D’emblée, nos liens ont été très forts. Je l’explique par le côté chaleureux d’Edgar, son humour et ses talents d’imitateur – il m’avait fait mourir de rire en imitant Joseph Gabel. Après la parution du reprint, nous sommes restés si proches que j’avais parfois l’impression d’avoir fait partie de la revue avec Morin, Axelos, Duvignaud. Je faisais d’ailleurs le lien entre eux, donnant des nouvelles des uns aux autres. Cette dimension des liens personnels est très forte, elle reflète quelque chose de l’esprit de la revue.
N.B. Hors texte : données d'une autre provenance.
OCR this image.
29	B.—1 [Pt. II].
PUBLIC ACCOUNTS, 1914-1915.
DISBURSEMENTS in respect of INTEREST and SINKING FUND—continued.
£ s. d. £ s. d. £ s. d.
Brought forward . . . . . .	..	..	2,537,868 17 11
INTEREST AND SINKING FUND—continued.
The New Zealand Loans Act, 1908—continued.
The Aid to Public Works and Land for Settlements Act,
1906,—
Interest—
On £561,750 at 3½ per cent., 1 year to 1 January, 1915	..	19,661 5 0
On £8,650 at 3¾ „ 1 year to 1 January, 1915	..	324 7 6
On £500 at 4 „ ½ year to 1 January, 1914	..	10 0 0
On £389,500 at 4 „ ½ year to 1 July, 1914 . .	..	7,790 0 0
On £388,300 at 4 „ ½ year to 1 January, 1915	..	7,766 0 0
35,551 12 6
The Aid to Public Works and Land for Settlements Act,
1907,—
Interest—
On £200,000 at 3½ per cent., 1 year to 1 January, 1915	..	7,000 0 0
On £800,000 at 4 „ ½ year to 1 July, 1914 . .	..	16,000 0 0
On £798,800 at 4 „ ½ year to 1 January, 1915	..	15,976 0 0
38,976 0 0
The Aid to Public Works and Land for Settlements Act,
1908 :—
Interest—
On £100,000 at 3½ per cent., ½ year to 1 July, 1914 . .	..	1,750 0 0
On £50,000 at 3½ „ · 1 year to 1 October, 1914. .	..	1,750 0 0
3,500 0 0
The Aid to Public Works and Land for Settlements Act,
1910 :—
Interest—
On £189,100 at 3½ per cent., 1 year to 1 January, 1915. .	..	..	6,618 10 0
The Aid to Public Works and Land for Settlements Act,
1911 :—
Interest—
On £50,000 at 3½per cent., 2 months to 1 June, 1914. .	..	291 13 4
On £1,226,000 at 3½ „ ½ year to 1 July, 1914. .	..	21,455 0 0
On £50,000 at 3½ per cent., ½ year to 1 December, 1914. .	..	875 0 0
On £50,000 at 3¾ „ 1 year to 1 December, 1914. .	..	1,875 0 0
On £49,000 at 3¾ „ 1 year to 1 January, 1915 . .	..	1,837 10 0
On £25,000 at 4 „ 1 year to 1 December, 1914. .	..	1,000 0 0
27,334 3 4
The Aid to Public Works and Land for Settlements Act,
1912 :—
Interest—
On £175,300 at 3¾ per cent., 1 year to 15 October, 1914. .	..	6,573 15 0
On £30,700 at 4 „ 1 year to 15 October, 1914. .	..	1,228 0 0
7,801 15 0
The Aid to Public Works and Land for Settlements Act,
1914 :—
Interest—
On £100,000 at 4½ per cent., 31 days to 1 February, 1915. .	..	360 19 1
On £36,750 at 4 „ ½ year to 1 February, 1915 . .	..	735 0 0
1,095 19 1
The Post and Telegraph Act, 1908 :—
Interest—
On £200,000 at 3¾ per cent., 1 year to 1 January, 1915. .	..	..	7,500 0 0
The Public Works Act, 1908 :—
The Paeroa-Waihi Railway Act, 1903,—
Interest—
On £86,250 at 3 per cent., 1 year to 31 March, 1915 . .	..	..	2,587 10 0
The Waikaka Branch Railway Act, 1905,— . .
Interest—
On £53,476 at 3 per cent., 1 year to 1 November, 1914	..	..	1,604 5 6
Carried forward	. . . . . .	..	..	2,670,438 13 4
Intellectuellement, Edgar a toujours été pour moi un auteur pivot sur tous les registres – et en particulier toute son œuvre de théoricien de l’auto-organisation et de sociologue impliqué dans son objet. C’est d’ailleurs l’analyse que j’ai développée dans un article de la revue Études [2]. Son directeur d’alors, Paul Valadier, m’avait demandé une note sur l’actualité de la sociologie à travers trois ouvrages : Homo academicus de Pierre Bourdieu, Le Retour de l’acteur d’Alain Touraine et Sociologie d’Edgar Morin . J’étais alors très proche de René Lourau. Pour moi, la question de la subjectivité était centrale. Bourdieu et Touraine croyaient dans la sociologie professionnalisée, ce qui n’était pas mon cas. Je me situais plutôt sur la ligne d’une sociologie faite et défaite par tous, une sociologie qu’on pourrait dire libertaire. Des trois auteurs, ma préférence allait à Morin. De son œuvre, je retenais particulièrement les livres d’enquête et les journaux. À l’époque, je travaillais à un projet de livre sur les Ruses sublimes ou comment une puissante volonté du social parvenait à détourner, à contourner le pouvoir. Il devait s’agir d’une réflexion fondée sur de nombreux exemples de mouvements de création et de résistance souterraine, taxés à tort par certains de « petits bourgeois » , alors qu’en fait ils préparaient au contraire les grandes mutations, inventaient d’autres structures et pratiques. Je n’a pu mener à bien ce projet car je venais parallèlement de lancer Ent’revues et La Revue des revues et puis, l’aventure de l’IMEC a commencé. Edgar Morin l’a suivie dès le début. Dans une lettre du 1er février 1989, cinq mois après la fondation de l’IMEC, je lui présentais les objectifs de l’Institut [3]. C’est donc très naturellement qu’il nous a confié ses archives qui sont désormais conservées à l’abbaye d’Ardenne, près de Caen. Il continue d’ailleurs de verser régulièrement les archives de son activité multiple.

Olivier Corpet

(Propos recueillis par François Bordes en septembre 2014 et publiés dans le Cahier de l’Herne Edgar Morin, Paris, les Éditions de l’Herne, 2016).

[1] Cf. mon intervention : “Jean, Kostas, François, Edgar et les autres…..” in Arguments pour une méthode (autour d’Edgar Morin), Paris, Le Seuil, 1990, p. 57-61.
[2] Olivier Corpet, “Les charmes discrets de la sociologie. Bourdieu, Touraine, Morin”, Études, mai 1985, p. 641-654.
[3] Olivier Corpet à Edgar Morin, Paris, 1er février 1989, IMEC, fonds Edgar Morin.